Неожиданно сзади раздались осторожные шаги - будь-то кто-то подкрадывался к оленю, мирно щипавшему траву в перелеске. Луня напрягся, но за оружие браться не стал, чуял, знал, кто это.
- О чем печаль твоя? Пошто ушел, сидишь один, ровно и не рад ты мне? раздался за спиной самый желанный для молодого рода голос. Луня повернулся, вскочил, обнял Руну за плечи, прижал к себе, горячо заговорил, путаясь в словах:
- Все время, как увидал я тебя первый раз, только о тебе и были мысли мои! А когда тут нам встренуться довелось, чуть сердце не зашлось от радости! Но... не знаю я, как говорить с тобой... И что родичам твоим сказать, не знаю... Была б воля моя, взял бы тебя и увел, далеко-далеко, туда, где никого нет, дом бы срубил, поле выжег, и стали б мы с тобой жить, горя не зная... Но ведет меня судьбина, словно телка на веревочке. Только повидались - и вновь уходить надо, ведь тот день, в который Битва Богов свершиться, он завтра будет, а нам ещё к месту поспеть... Видать, навечно расстанемся мы с тобой... Руна.

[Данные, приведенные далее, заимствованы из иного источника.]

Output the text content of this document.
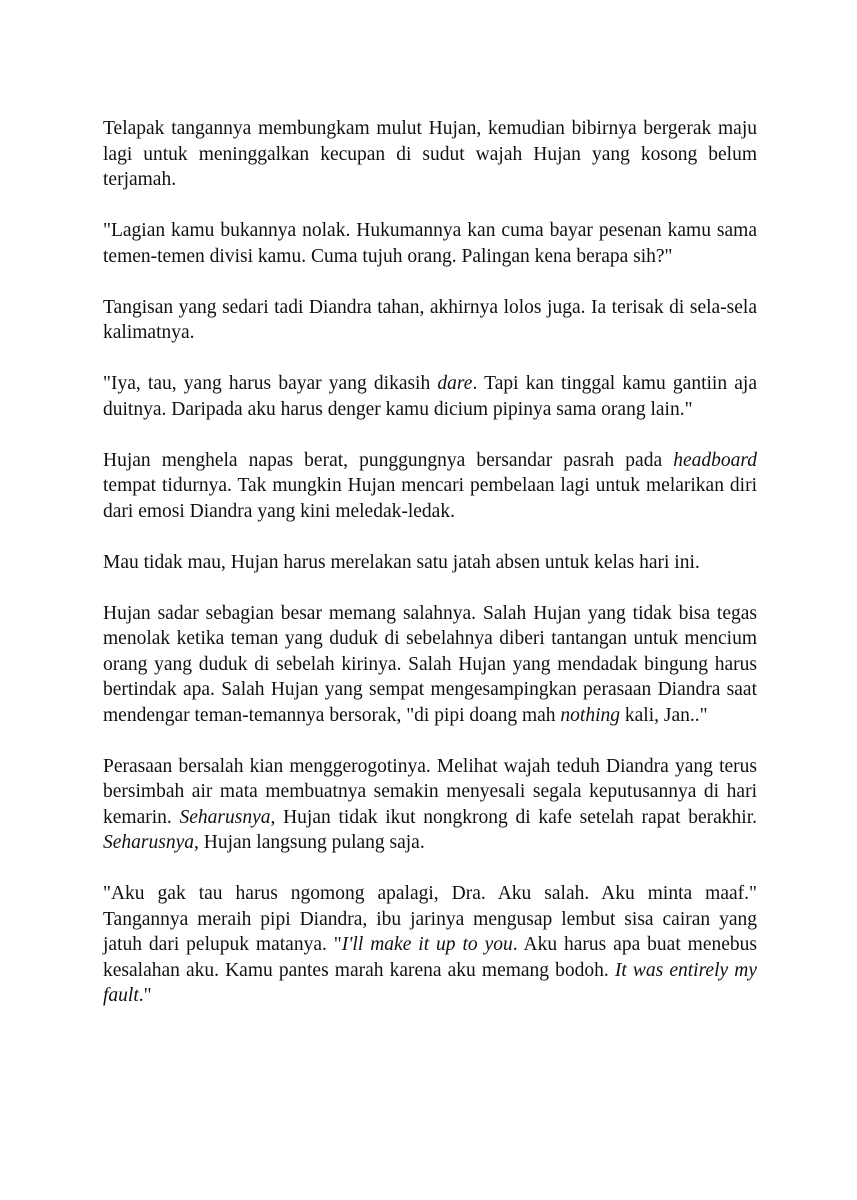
Telapak tangannya membungkam mulut Hujan, kemudian bibirnya bergerak maju lagi untuk meninggalkan kecupan di sudut wajah Hujan yang kosong belum terjamah.

"Lagian kamu bukannya nolak. Hukumannya kan cuma bayar pesenan kamu sama temen-temen divisi kamu. Cuma tujuh orang. Palingan kena berapa sih?"

Tangisan yang sedari tadi Diandra tahan, akhirnya lolos juga. Ia terisak di sela-sela kalimatnya.

"Iya, tau, yang harus bayar yang dikasih dare. Tapi kan tinggal kamu gantiin aja duitnya. Daripada aku harus denger kamu dicium pipinya sama orang lain."

Hujan menghela napas berat, punggungnya bersandar pasrah pada headboard tempat tidurnya. Tak mungkin Hujan mencari pembelaan lagi untuk melarikan diri dari emosi Diandra yang kini meledak-ledak.

Mau tidak mau, Hujan harus merelakan satu jatah absen untuk kelas hari ini.

Hujan sadar sebagian besar memang salahnya. Salah Hujan yang tidak bisa tegas menolak ketika teman yang duduk di sebelahnya diberi tantangan untuk mencium orang yang duduk di sebelah kirinya. Salah Hujan yang mendadak bingung harus bertindak apa. Salah Hujan yang sempat mengesampingkan perasaan Diandra saat mendengar teman-temannya bersorak, "di pipi doang mah nothing kali, Jan.."

Perasaan bersalah kian menggerogotinya. Melihat wajah teduh Diandra yang terus bersimbah air mata membuatnya semakin menyesali segala keputusannya di hari kemarin. Seharusnya, Hujan tidak ikut nongkrong di kafe setelah rapat berakhir. Seharusnya, Hujan langsung pulang saja.

"Aku gak tau harus ngomong apalagi, Dra. Aku salah. Aku minta maaf." Tangannya meraih pipi Diandra, ibu jarinya mengusap lembut sisa cairan yang jatuh dari pelupuk matanya. "I'll make it up to you. Aku harus apa buat menebus kesalahan aku. Kamu pantes marah karena aku memang bodoh. It was entirely my fault."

Луня замолчал, ещё сильнее прижал к себе девушку и замер, а белый снег покрывал их пушистым покрывалом, словно пуховой шалью. И не было в этот миг на всей Земле человека счастливее Луни, и, как сам он думал, не будет никогда.
- Ты... Ты меня с собой возьми... - вдруг прошептала Руна, чуть отстранилась, внимательно посмотрела в Лунины глаза и улыбнулась: - Я ведь без тебя больше не смогу жить! Совсем не смогу! Не говорил тебе никто дядько Птах, он нарочно... Ну, про тебя говорил, что, мол, родичам нам станешь, и все другое. Он думает, что уйдешь ты, а сам с моей матерью уговор держал, чтобы мне за Выйка выйти, чтобы род наш больше стал. И Выёк все время вокруг вьется, проходу не дает. Он тебя привел, а Птах ему сказал: "Дурень, сам ведь себе все порушил!". А коли уйдешь ты с волхвом и вагасом этим чернявым, меня точно за Выйка отдадут, и осени ждать не станут. Возьми меня с собой, я ж все могу - и кашу варить, и за ранетыми ходить, и из лука стрелять, и чародеить даже, немножко... Возьми, любый мой! Возьми, а то жизни я себя лишу, слышь, нет?!
Руна отшатнулась от Луни, резко обернулась, отчего её недлинные косы разлетелись по сторонам, и убежал в избу. А Луня остался, один, под снегопадом, огорошенный тем, что услыхал он, и ещё больше - той верой в него, которая звучала в Рунином голосе. Она просила, но как будто уже уверена была - возьмет. И Луня решил: "Костьми лягу, все сделаю, в ногах у Шыка валяться буду, - а Руна с нами пойдет. Раз такое дело, то не жить ей с бурундуками этими. Это ж надо - родня, а хуже воронья!"
Через некоторое время, успокоившись, Луня вернулся в избу. Тут шло обстоятельное толковище. На столе был расстелен Чертеж Земель, и склонившиеся над ним Шык, Зугур, Птах, Выек и Улла прикидывали, как лучше выйти через нору корневиков к Обуру, как потом, после возвращения с Той Стороны, опустив Ярову колесницу по ту сторону Серединного, попасть от Старого Дома Корчей на Великом Ходу в Черный Лес. Свирга и Ваят, решив, что не их ума это дело, хлопотали у очага, затевая утряню, а грустная Руна возилась с малышами, обряжая их в одежки после сна.
Луня, стряхнув у порога снег с головы и одежды, подошел к Шыку, подергал за рукав:
- Дяденька! Слышь-ка, дяденька, поговорить хочу, выйди следом!
Шык недовольно покосился на Луню, потом вздохнул и сказал, обращаясь к Корчам и Зугур:
- Однако, к обеду двигаться нам надо будет. Не откажут ли хозяева добрые в припасе съестном и одеже теплой - под небесами, думаю, холоденько нам придется.
- Да что ты, родович! - Птах по-бабьи всплеснул руками: - Нешто мы нелюди какие! Чтобы своих, да ещё на дело небывалое идущих, и без припасов отпустили? Не сумлевайся, Шык, все дадим, все, что надо! И до холма этого, с тремя камнями, вместе пойдем, а там уж и попрощаемся!